In an April 9 statement, officials with the three foundations said they would be awarding grants for $625,000 each to 12 organizations that would seek to end, among other things, the disproportionate impact of AIDS in the South on young people and communities of color.
“We’re thrilled to have the Aileen Getty Foundation join our existing partners at The Elizabeth Taylor AIDS Foundation, making this one of the largest philanthropic partnerships addressing AIDS in the Southern United States,” said Elton John AIDS Foundation Chair David Furnish.
“By bringing particular focus on the needs and aspirations of young people and communities of color, and by delivering support to community-rooted organizations that have been engaging the epidemic for years, this partnership has incredible potential to reduce transmissions, improve quality of life, and speed the South’s progress toward an AIDS-free generation,” Furnish said.
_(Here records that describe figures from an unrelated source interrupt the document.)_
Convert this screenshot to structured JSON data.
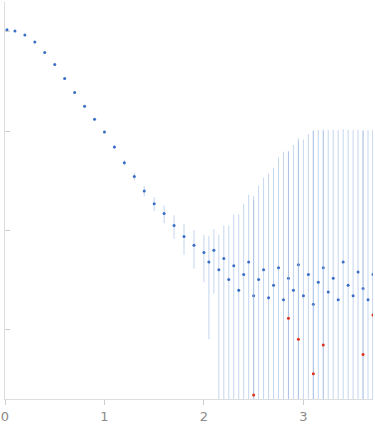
{
  "chart_data": {
    "type": "scatter",
    "log": "y",
    "grid": false,
    "tick_labels": "x",
    "xlim": [
      0,
      3.7
    ],
    "xticks": [
      0,
      1,
      2,
      3
    ],
    "ylim": [
      0.0002,
      2
    ],
    "yticks": [
      0.001,
      0.01,
      0.1,
      1
    ],
    "series": [
      {
        "color": "#3a6ec4",
        "marker": "circle",
        "x": [
          0.02,
          0.1,
          0.2,
          0.3,
          0.4,
          0.5,
          0.6,
          0.7,
          0.8,
          0.9,
          1.0,
          1.1,
          1.2,
          1.3,
          1.4,
          1.5,
          1.6,
          1.7,
          1.8,
          1.9,
          2.0,
          2.05,
          2.1,
          2.15,
          2.2,
          2.25,
          2.3,
          2.35,
          2.4,
          2.45,
          2.5,
          2.55,
          2.6,
          2.65,
          2.7,
          2.75,
          2.8,
          2.85,
          2.9,
          2.95,
          3.0,
          3.05,
          3.1,
          3.15,
          3.2,
          3.25,
          3.3,
          3.35,
          3.4,
          3.45,
          3.5,
          3.55,
          3.6,
          3.65,
          3.7
        ],
        "values": [
          1.05,
          1.02,
          0.93,
          0.79,
          0.62,
          0.47,
          0.34,
          0.245,
          0.178,
          0.132,
          0.098,
          0.069,
          0.048,
          0.035,
          0.025,
          0.0186,
          0.0148,
          0.0112,
          0.0087,
          0.0071,
          0.006,
          0.0048,
          0.0063,
          0.004,
          0.0052,
          0.0032,
          0.0044,
          0.0025,
          0.0036,
          0.0048,
          0.0022,
          0.0032,
          0.004,
          0.0021,
          0.0028,
          0.0042,
          0.002,
          0.0033,
          0.0025,
          0.0045,
          0.0022,
          0.0036,
          0.0018,
          0.003,
          0.0042,
          0.0024,
          0.0033,
          0.002,
          0.0048,
          0.0028,
          0.0022,
          0.0038,
          0.0026,
          0.002,
          0.0036
        ],
        "error": [
          0.01,
          0.008,
          0.008,
          0.007,
          0.006,
          0.005,
          0.004,
          0.003,
          0.003,
          0.003,
          0.003,
          0.003,
          0.003,
          0.003,
          0.003,
          0.003,
          0.003,
          0.003,
          0.003,
          0.003,
          0.003,
          0.004,
          0.004,
          0.005,
          0.006,
          0.008,
          0.01,
          0.012,
          0.015,
          0.018,
          0.02,
          0.025,
          0.03,
          0.035,
          0.04,
          0.05,
          0.06,
          0.06,
          0.07,
          0.08,
          0.08,
          0.09,
          0.1,
          0.1,
          0.1,
          0.1,
          0.1,
          0.1,
          0.1,
          0.1,
          0.1,
          0.1,
          0.1,
          0.1,
          0.1
        ]
      },
      {
        "color": "#e0301e",
        "marker": "circle",
        "x": [
          2.5,
          2.85,
          2.95,
          3.1,
          3.2,
          3.6,
          3.7
        ],
        "values": [
          0.00022,
          0.0013,
          0.0008,
          0.00036,
          0.0007,
          0.00056,
          0.0014
        ],
        "error": [
          0.02,
          0.06,
          0.08,
          0.1,
          0.1,
          0.1,
          0.1
        ]
      }
    ]
  }
}
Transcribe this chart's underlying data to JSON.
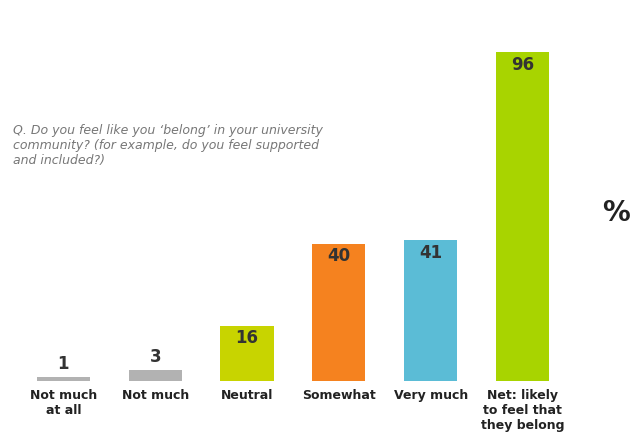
{
  "categories": [
    "Not much\nat all",
    "Not much",
    "Neutral",
    "Somewhat",
    "Very much",
    "Net: likely\nto feel that\nthey belong"
  ],
  "values": [
    1,
    3,
    16,
    40,
    41,
    96
  ],
  "bar_colors": [
    "#b2b2b2",
    "#b2b2b2",
    "#c8d400",
    "#f5821f",
    "#5bbcd6",
    "#a8d400"
  ],
  "question_text": "Q. Do you feel like you ‘belong’ in your university\ncommunity? (for example, do you feel supported\nand included?)",
  "percent_label": "%",
  "ylim": [
    0,
    108
  ],
  "background_color": "#ffffff",
  "bar_width": 0.58,
  "label_fontsize": 12,
  "tick_fontsize": 9,
  "question_fontsize": 9,
  "percent_fontsize": 20
}
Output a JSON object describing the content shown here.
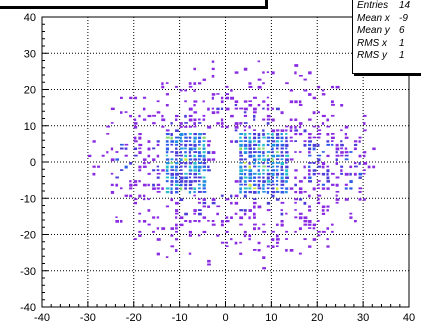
{
  "chart_data": {
    "type": "heatmap",
    "title": "",
    "xlabel": "",
    "ylabel": "",
    "xlim": [
      -40,
      40
    ],
    "ylim": [
      -40,
      40
    ],
    "x_ticks": [
      "-40",
      "-30",
      "-20",
      "-10",
      "0",
      "10",
      "20",
      "30",
      "40"
    ],
    "y_ticks": [
      "40",
      "30",
      "20",
      "10",
      "0",
      "-10",
      "-20",
      "-30",
      "-40"
    ],
    "grid": true,
    "palette": [
      "#8a2be2",
      "#4b3cd8",
      "#2c5ce8",
      "#1f8fe0",
      "#27c0c8",
      "#7fd66a",
      "#c8e63c"
    ],
    "stats": [
      {
        "label": "Entries",
        "value": "14"
      },
      {
        "label": "Mean x",
        "value": "-9"
      },
      {
        "label": "Mean y",
        "value": "6"
      },
      {
        "label": "RMS x",
        "value": "1"
      },
      {
        "label": "RMS y",
        "value": "1"
      }
    ]
  }
}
Among the projects the grants will support, according to a statement released by the Elton John AIDS Foundation, are a “welcoming, affirming, and safe center for LGBTQ youth” in Birmingham, Ala.; “comprehensive and LGBTQ-inclusive youth wellness services” in Corpus Christi, Texas; “HIV-specific services, including pre- and post-exposure prophylaxis education” in Memphis, Tenn.; and “expanded mobilization and advocacy programs for LGBTQ youth of color” in Atlanta, Ga.
“Elizabeth Taylor AIDS Foundation is once again extremely honored and humbled to be on the forefront of a transformative HIV response in the U.S. south in concert with Elizabeth Taylor’s dear friend, Elton John, and family member, Aileen Getty,” said Joel Goldman, managing director of the Taylor Foundation.